Перед профессором открыли дверь в соседнюю камеру.
— А, и вы здесь, — развеселился доктор права, — любопытно, чем все это кончится?..
— Как чем? — буркнул доктор исторических наук, — извинившись, отпустят. Не сомневаюсь.
— Gut, meine Herren![6] — заявил, как бы подтверждая, немецкий офицер, — вы себя легитимизировали.
«Легитимизированных» русских повезли обратно в Берлин, но довезли до Кюстрина, а там построили по пяти в ряд и погнали через темные крепостные рвы и валы на кюстринскую гауптвахту, где в час, предусмотренный ее внутренним расписанием, русским разрешили опустить койки и лечь.
На следующий день, как все свободные пассажиры, русские в порядке живой очереди взяли билеты в Штеттин, но согласно взятым билетам, его достигнув, вновь превратились в арестованных.

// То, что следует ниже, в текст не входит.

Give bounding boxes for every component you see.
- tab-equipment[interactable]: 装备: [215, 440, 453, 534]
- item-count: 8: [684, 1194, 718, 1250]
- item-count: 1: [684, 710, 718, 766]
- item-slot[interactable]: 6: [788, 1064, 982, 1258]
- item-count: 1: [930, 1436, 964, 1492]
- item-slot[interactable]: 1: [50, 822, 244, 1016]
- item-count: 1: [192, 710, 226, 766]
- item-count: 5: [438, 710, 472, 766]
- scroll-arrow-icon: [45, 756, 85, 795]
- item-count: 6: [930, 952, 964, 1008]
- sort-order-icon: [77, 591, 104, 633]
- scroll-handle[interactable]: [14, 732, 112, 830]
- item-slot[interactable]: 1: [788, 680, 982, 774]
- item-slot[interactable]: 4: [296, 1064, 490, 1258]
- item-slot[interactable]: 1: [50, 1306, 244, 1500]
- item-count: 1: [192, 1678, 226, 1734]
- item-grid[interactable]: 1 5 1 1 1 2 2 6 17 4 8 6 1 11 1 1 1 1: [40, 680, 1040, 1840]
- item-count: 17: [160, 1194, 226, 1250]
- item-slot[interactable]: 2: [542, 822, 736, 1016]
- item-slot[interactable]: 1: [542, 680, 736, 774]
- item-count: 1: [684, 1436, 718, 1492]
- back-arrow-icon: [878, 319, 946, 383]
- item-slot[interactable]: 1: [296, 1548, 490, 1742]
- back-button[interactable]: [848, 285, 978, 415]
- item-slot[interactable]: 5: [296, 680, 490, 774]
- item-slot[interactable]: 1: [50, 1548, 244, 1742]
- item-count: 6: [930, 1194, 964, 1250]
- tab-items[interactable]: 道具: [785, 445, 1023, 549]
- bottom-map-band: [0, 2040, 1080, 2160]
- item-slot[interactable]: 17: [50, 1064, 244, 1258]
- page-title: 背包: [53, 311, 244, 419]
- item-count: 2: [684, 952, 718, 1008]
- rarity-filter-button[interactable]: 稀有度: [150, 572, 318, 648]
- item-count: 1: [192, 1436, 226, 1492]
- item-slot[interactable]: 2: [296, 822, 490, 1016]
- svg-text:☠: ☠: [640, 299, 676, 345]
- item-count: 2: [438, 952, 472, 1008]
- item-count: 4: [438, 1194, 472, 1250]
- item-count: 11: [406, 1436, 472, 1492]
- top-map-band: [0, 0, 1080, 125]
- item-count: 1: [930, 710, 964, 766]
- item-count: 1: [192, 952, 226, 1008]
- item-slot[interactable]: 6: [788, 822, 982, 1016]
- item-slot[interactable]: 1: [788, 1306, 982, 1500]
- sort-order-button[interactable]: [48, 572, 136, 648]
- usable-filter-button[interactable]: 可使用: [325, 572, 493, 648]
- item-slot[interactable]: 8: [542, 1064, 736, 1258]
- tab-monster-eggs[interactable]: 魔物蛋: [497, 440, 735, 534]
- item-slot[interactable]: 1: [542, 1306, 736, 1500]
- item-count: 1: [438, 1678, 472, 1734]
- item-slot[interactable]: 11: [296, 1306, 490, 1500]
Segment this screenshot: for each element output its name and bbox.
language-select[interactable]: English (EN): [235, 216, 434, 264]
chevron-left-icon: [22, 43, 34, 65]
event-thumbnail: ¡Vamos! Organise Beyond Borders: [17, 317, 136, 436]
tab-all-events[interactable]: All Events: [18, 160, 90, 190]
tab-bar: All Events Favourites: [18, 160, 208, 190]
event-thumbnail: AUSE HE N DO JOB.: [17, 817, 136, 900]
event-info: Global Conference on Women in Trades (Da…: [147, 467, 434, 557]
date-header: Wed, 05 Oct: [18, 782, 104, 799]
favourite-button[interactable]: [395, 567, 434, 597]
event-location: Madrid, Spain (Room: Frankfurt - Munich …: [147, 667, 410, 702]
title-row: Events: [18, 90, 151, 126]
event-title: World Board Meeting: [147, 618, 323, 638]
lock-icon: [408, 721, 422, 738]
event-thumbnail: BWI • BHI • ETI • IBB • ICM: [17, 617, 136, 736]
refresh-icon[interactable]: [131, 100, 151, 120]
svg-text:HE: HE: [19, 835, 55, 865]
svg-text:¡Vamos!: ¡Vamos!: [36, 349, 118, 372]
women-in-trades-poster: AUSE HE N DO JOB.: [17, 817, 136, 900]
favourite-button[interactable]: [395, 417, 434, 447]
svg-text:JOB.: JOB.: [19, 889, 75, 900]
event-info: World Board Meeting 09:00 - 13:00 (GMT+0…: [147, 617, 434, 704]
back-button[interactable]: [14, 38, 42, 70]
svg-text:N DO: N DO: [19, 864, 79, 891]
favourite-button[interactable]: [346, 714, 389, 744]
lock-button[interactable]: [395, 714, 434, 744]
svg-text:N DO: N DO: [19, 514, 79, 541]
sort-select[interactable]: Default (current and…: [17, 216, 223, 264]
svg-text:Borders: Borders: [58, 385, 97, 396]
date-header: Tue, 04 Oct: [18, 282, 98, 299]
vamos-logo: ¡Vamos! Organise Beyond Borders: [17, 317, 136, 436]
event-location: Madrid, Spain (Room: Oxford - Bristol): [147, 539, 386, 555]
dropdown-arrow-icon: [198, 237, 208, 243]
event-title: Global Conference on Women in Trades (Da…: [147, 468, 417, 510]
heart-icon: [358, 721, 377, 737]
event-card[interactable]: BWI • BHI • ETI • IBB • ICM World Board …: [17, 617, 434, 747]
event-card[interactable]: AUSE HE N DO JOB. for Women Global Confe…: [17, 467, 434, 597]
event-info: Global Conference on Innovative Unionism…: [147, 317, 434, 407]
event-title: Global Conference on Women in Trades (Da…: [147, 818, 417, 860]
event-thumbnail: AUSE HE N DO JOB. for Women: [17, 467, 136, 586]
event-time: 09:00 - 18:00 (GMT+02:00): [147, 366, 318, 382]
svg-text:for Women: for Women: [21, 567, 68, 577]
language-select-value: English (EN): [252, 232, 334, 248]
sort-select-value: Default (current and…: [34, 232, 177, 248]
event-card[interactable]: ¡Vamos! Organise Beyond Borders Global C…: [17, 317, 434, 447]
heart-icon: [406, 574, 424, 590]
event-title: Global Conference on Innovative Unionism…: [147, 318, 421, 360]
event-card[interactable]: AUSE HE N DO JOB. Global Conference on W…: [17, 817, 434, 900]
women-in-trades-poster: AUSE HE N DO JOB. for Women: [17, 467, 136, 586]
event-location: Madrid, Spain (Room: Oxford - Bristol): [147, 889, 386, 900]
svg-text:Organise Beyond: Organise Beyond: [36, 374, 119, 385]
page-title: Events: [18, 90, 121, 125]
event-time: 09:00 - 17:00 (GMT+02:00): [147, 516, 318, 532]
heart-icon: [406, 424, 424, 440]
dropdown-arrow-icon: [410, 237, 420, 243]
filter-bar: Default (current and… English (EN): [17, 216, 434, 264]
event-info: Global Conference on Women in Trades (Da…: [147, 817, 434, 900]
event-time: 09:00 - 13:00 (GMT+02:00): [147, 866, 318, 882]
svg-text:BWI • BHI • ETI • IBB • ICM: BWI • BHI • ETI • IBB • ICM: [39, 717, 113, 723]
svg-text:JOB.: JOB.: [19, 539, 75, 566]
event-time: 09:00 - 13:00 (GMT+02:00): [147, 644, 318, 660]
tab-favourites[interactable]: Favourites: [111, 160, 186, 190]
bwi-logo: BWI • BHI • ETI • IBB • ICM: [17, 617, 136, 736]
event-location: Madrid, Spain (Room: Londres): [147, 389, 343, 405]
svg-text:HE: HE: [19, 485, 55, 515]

На дальнем пути Штеттина-главного, помогая прикладами, их втиснули в немецкие вагоны четвертого класса, и все они торопливо упали на лавки или на колени к незнакомым, или, сжатые коленями, остались в проходах, или взгромоздились на спинки лавок и залезли под лавки; и все задыхались от жары и духоты, и всех мучила жажда, но никто не решался открыть окно и не смел на остановках выйти из вагона, в котором так удачно занял место.
И все же смельчак нашелся.
С 1905 года этот питерский рабочий не бывал дома и теперь ехал «взглянуть — как там без него Россия».
До самой ночи немецкая «кукушка» тащила четвертый класс то к спасительному штеттинскому порту, то безнадежно толкала к Штеттину-главному. Она останавливалась и снова двигалась, обливаемая электрическим светом или погружавшаяся в сумрак тусклых путей, и снова останавливалась. И вдруг пахнуло влажной свежестью: рабочий стоял около вагона у опущенного окна:
— Кто хочет воды?
К нему потянулись руки с пустыми бутылками. Рабочий наполнял их и возвращал.
Однако в эту ночь русские до моря не добрались.
На станции Штеттин-Бойня их встретили мясники в забрызганных кровью халатах: «Ваш броненосец потоплен!», «Ваша Либава горит!», «Сюда везут пленных казаков!»
Русских привели в разделенное железными перегородками одноэтажное здание без потолка. Загородки слева и справа разделял коридор. Каменный его пол прорезали желобки для стока нечистот.
Здание оказалось грандиозным свинарником, готовым не столько к приему общественных деятелей, педагогов и коммерсантов, сколько животных, осужденных на казнь.
Профессорам предоставили отдельный хлев.
— Прошу, — сказал доктор права, предлагая доктору истории войти первым.
— Прошу, — сказал доктор истории, пропуская доктора права.
Конвоир подтолкнул профессоров, оба вошли в загон одновременно и поспешили опуститься на солому.